Keltere
Keltere

Reputation: 57

Regex group include if condition

i have try to use that regex /^(\S+)(?:\?$|$)/

with yolo and yolo?

works with both but on the second string (yolo?) the ? will be include on the capturing group (\S+).

It's a bug of regex or i have made some mistake?

edit: i don't want that the '?' included on the capturing group. Sry for my bad english.

Upvotes: 3

Views: 96

Answers (5)

hwnd
hwnd

Reputation: 70750

It is doing that because \S matches any non-white space character and it is being greedy.

Following the + quantifier with ? for a non-greedy match will prevent this.

^(\S+?)\??$

Or use \w here which matches any word character.

^(\w+)\??$

Upvotes: 2

Robin
Robin

Reputation: 9644

You can use

  • If what you want to capture can't have a ? in it, use a negated character class [^...] (see demo here):

    ^([^\s?]+)\??$
    
  • If what you want to capture can have ? in it (for example, yolo?yolo? and you want yolo?yolo), you need to make your quantifier + lazy by adding ? (see demo here):

    ^(\S+?)\??$
    
  • There is BTW no need for a capturing group here, you can use a look ahead (?=...) instead and look at the whole match (see demo here):

    ^[^\s?]+(?=\??$)
    

What was happening

The rules are: quantifiers (like +) are greedy by default, and the regex engine will return the first match it finds.

Considers what this means here:

  • \S+ will first match everything in yolo?, then the engine will try to match (?:\?$|$).
  • \?$ fails (we're already at the end of the string, so we now try to match an empty string and there's no ? left), but $ matches.

The regex has succesfully reached its end, the engine returns the match where \S+ has matched all the string and everything is in the first capturing group.

To match what you want you have to make the quantifier lazy (+?), or prevent the character class (yeah, \S is a character class) from matching your ending delimiter ? (with [^\s?] for example).

Upvotes: 4

Avinash Raj
Avinash Raj

Reputation: 174844

The below regex would capture all the non space characters followed by an option ?,

^([\S]+)\??$

DEMO

OR

^([\w]+)\??$

DEMO

If you use \S+, it matches even the ? character also.
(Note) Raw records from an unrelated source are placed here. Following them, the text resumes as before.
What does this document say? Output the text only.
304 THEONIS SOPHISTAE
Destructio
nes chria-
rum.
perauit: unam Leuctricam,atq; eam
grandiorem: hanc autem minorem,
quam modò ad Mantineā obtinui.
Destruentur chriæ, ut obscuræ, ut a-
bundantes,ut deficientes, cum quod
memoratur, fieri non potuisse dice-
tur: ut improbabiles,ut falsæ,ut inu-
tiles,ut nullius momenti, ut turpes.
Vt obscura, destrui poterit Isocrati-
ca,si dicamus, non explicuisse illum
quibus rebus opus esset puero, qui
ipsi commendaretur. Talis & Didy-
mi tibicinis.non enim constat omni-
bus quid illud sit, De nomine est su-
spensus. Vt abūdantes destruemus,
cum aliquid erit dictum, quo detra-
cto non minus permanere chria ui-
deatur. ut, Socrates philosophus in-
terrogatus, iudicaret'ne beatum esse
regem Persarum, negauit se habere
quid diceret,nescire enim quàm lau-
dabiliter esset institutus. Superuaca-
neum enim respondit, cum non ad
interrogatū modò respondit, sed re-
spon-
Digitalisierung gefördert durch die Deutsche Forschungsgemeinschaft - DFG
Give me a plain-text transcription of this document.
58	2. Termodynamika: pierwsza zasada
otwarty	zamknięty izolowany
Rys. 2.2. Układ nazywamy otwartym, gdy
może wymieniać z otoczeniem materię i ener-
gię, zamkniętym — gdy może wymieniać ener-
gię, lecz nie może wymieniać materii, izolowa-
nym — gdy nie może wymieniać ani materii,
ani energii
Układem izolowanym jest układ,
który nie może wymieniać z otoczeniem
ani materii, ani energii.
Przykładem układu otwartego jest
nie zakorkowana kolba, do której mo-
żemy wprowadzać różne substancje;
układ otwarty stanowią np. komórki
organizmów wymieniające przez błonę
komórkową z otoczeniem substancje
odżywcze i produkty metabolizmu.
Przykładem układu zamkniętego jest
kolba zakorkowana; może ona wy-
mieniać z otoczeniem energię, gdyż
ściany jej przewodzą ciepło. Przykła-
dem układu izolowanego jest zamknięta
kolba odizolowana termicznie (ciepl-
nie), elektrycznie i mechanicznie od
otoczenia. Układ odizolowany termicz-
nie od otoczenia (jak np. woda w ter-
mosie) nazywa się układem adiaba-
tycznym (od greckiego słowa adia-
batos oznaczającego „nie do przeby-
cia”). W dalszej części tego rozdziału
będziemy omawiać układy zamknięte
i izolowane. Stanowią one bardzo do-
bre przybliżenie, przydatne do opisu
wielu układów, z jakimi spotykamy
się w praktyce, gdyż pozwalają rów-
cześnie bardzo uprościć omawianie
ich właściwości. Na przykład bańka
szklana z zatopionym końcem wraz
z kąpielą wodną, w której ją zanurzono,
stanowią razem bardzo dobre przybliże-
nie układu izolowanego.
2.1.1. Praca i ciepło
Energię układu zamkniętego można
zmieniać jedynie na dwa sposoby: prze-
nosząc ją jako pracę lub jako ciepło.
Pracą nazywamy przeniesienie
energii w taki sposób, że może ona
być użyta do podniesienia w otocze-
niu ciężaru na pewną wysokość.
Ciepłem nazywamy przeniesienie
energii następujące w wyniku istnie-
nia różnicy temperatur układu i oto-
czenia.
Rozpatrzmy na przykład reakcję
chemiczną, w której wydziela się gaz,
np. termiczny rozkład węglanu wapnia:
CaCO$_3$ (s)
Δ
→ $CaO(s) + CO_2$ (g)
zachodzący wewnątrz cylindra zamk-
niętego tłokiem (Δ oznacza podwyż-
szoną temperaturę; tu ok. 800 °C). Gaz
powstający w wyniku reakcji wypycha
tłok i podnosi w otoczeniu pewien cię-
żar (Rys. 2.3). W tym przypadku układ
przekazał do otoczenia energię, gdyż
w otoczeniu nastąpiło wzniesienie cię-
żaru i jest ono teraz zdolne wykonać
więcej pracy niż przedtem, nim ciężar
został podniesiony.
So to seperate word and non word character you could use the above regex. It would capture only the word characters and matches the optional ? which is follwed by one or more word characters.

Upvotes: 2

Toto
Toto

Reputation: 91518

Make the + non greedy:

^(\S+?)\??$

Upvotes: 2

Mike H-R
Mike H-R

Reputation: 7835

This is the correct response as \S+ matches one or more non-whitespace characters greedily, of which ? is one.

thus the question mark is matched in the (\S+) group and the non-capturing group resolves to $ you could make it work as you expect by making the match non-greedy with:

/^(\S+?)(?:\?$|$)/

demo

alternatively you could restrict the character group:

/^([^\s?]+)(?:\?$|$)/

demo

Upvotes: 2

Related Questions